A firm may issue sweat equity shares equal to up to 25% of its paid-up share capital as lifetime issues. giving the situation some thought Cash must be used as the form of payment for ESOP consideration. Cash or non-cash compensation might be given in exchange for sweat equity shares. The cost of the problem The corporation itself determines the grant price or exercise price. A registered valuer sets the pricing for sweat equity shares. Lock-in time There is no set lock-in time for ESOPs. The lock-in period for sweat equity shares is three years. At the time of allocation, ESOPs are taxed in accordance with their classification as perquisites on salaries, falling under the category of “income from salaries.” In the year of allocation, sweat equity shares are taxed under the heading “income from salary.” Taxes that are due when shares are sold All sales earnings are subject to capital gains tax, if any. All sales earnings are subject to capital gains tax, if any.

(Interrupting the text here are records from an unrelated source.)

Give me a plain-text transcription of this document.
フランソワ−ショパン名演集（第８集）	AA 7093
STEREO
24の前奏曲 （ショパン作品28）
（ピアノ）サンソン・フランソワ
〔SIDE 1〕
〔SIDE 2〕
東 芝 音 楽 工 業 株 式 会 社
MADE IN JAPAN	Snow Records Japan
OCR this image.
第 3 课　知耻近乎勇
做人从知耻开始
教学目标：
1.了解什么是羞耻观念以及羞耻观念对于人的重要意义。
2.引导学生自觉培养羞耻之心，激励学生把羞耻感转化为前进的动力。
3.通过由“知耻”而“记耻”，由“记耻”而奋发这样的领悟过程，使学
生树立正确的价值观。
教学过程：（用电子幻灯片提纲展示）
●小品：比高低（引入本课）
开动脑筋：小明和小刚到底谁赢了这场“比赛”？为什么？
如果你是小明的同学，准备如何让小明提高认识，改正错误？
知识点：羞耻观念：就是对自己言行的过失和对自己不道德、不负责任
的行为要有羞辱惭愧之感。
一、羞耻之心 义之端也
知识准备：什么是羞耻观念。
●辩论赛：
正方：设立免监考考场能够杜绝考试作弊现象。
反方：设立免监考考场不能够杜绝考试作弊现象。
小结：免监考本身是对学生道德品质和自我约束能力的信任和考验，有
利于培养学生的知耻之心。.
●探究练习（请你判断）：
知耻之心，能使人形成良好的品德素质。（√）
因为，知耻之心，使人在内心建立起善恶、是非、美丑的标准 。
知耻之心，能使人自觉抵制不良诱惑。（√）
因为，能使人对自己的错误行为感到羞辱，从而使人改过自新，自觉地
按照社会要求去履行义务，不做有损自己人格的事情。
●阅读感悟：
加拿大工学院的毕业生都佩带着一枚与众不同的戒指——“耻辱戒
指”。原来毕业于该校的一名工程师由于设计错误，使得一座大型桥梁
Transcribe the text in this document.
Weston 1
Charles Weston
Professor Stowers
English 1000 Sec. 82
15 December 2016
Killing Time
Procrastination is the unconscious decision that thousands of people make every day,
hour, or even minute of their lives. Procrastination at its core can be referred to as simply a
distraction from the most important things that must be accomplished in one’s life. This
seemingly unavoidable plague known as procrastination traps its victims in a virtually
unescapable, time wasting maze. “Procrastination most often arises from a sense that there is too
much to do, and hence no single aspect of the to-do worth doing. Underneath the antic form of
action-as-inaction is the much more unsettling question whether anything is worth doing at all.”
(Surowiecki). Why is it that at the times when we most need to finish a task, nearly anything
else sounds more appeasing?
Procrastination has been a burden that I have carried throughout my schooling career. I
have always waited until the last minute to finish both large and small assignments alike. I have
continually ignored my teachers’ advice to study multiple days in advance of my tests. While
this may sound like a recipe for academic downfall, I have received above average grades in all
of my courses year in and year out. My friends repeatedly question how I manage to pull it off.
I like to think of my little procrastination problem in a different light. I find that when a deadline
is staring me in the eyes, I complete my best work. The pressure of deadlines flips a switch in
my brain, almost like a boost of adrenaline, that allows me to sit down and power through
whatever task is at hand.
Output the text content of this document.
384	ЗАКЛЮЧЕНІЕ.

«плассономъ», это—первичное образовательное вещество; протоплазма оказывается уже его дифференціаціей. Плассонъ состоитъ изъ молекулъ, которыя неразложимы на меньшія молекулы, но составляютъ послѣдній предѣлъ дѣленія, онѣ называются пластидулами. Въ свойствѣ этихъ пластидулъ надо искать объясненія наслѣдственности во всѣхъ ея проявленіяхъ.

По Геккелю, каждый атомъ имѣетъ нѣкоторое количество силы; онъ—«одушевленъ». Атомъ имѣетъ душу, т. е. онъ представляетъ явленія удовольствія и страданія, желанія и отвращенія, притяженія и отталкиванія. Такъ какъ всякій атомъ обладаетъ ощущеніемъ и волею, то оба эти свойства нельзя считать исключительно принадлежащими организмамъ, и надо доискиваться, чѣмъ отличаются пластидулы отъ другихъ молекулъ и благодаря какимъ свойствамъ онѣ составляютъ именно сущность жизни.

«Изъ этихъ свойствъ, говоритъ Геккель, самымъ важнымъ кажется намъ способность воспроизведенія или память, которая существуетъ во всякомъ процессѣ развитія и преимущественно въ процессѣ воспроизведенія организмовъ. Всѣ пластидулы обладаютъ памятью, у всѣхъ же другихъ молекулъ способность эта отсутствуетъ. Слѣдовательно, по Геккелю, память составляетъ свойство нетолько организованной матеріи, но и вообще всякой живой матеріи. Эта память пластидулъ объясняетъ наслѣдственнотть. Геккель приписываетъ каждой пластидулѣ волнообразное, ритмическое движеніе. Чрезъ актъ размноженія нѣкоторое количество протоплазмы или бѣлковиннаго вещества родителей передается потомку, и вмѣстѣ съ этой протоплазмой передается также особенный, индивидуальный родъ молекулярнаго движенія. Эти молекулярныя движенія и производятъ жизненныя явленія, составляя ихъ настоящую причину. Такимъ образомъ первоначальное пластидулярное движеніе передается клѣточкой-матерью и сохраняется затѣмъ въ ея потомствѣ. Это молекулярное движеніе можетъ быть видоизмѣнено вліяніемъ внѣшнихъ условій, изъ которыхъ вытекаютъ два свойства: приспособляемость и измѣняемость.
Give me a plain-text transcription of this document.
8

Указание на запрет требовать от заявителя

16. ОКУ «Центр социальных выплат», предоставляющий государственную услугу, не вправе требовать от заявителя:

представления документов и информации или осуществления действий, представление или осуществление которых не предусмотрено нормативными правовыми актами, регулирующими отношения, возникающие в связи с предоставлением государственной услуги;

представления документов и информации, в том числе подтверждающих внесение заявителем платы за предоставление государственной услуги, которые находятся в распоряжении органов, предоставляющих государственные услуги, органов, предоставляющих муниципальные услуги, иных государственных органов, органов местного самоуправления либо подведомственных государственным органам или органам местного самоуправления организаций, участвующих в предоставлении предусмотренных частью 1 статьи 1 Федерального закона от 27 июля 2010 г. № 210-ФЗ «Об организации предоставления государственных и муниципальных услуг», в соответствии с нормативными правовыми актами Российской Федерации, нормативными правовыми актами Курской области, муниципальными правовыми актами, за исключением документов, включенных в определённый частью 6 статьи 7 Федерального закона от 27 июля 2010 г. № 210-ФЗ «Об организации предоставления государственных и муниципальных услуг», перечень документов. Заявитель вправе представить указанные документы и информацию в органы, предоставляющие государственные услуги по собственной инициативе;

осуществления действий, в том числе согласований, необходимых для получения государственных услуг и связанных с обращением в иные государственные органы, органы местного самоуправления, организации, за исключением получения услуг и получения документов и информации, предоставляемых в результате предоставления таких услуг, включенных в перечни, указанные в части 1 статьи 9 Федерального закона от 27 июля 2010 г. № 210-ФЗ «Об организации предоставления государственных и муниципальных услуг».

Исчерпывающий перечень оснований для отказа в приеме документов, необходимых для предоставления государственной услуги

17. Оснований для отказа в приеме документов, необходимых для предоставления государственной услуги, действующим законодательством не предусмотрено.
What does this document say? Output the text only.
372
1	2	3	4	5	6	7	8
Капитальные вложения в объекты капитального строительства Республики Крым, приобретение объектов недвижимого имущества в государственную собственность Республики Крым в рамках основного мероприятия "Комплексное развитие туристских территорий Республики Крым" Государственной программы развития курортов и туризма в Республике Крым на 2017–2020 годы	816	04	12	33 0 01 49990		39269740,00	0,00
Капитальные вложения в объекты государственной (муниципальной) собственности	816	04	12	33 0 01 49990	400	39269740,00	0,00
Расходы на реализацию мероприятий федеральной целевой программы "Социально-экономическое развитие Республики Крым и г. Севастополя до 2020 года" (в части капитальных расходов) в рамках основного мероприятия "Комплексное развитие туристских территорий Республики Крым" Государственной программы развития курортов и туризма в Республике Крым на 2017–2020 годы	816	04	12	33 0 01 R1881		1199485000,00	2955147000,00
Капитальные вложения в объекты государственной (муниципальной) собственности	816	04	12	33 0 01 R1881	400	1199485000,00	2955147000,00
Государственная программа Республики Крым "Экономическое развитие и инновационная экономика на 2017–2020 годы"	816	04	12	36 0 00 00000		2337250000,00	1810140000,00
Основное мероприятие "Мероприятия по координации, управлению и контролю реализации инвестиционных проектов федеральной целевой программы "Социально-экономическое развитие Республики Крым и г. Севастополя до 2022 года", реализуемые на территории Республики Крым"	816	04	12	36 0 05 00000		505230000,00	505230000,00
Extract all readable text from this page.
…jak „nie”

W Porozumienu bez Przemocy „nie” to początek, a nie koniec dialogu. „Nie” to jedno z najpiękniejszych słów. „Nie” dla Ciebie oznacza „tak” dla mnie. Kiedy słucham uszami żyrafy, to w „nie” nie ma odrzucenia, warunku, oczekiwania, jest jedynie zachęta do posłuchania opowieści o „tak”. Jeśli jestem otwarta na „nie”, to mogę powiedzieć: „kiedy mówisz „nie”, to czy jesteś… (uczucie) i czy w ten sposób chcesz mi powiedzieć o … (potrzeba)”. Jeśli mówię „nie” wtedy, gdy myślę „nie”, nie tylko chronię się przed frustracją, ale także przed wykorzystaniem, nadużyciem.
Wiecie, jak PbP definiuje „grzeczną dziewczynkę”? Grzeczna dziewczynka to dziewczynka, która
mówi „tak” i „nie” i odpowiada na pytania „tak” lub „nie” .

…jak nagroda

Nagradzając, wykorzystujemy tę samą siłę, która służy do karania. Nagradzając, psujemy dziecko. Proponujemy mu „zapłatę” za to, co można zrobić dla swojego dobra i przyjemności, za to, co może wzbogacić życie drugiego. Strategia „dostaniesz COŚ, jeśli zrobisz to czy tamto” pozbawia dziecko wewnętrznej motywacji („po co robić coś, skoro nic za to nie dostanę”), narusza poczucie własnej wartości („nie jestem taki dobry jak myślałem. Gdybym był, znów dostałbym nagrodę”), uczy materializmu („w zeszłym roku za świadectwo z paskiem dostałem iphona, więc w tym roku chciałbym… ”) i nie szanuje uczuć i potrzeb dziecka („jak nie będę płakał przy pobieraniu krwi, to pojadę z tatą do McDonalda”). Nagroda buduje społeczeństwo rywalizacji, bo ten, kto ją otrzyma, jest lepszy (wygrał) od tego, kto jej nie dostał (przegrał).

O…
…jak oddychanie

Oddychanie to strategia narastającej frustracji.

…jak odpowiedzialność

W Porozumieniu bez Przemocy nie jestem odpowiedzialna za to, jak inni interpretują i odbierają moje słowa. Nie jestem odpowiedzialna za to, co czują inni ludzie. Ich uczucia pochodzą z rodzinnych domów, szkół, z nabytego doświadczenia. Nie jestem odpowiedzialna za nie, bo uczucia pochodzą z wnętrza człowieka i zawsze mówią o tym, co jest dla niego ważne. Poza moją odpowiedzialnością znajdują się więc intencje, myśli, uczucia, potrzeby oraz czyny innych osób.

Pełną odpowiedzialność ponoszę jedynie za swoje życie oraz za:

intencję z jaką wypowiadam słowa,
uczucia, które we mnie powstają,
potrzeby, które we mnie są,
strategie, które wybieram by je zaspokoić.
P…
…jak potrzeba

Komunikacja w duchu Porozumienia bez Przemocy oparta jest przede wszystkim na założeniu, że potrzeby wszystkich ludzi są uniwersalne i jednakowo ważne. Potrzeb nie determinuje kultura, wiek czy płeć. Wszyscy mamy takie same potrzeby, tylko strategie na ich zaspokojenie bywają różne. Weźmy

Employees Stock Option Plan
According to Section 2(37) of the 2013 Companies Act, an employee stock option is a type of stock. The phrase “employee stock option” refers to an option granted to executives, directors, or employees of the firm, its holding company, or a subsidiary of the company, which entitles the holder to subscribe for or acquire shares of the company at a certain price at a future date. When a corporation seeks to raise subscribed capital, issue of sweat equity shares. The process of issuing ESOPs is governed by Rule 12 of the Companies (Share Capital and Debentures) Regulations, 2014 (the rules).
The Companies Act of 2013’s Section 2(88) defines a sweat equity share. The term “sweat equity shares” refers to shares that a firm issues to its directors or workers in exchange for contributing intellectual property rights, know-how, or any other kind of value addition in exchange for non-cash remuneration or at a discount. The issuing of sweat equity shares is governed by Rule 8 of the 2014 Corporations (Share Capital and Debentures) Regulations.
The final truth is that there are some fundamental similarities between ESOPs and sweat equity shares. They are both provided to employees and could both be on sale. Beyond this, however, there are a lot of other distinctions between sweat equity shares vs esop. Whether the firm you work for offers either ESOPs or sweat equity, being aware of these differences will help you better comprehend the type of shares you get.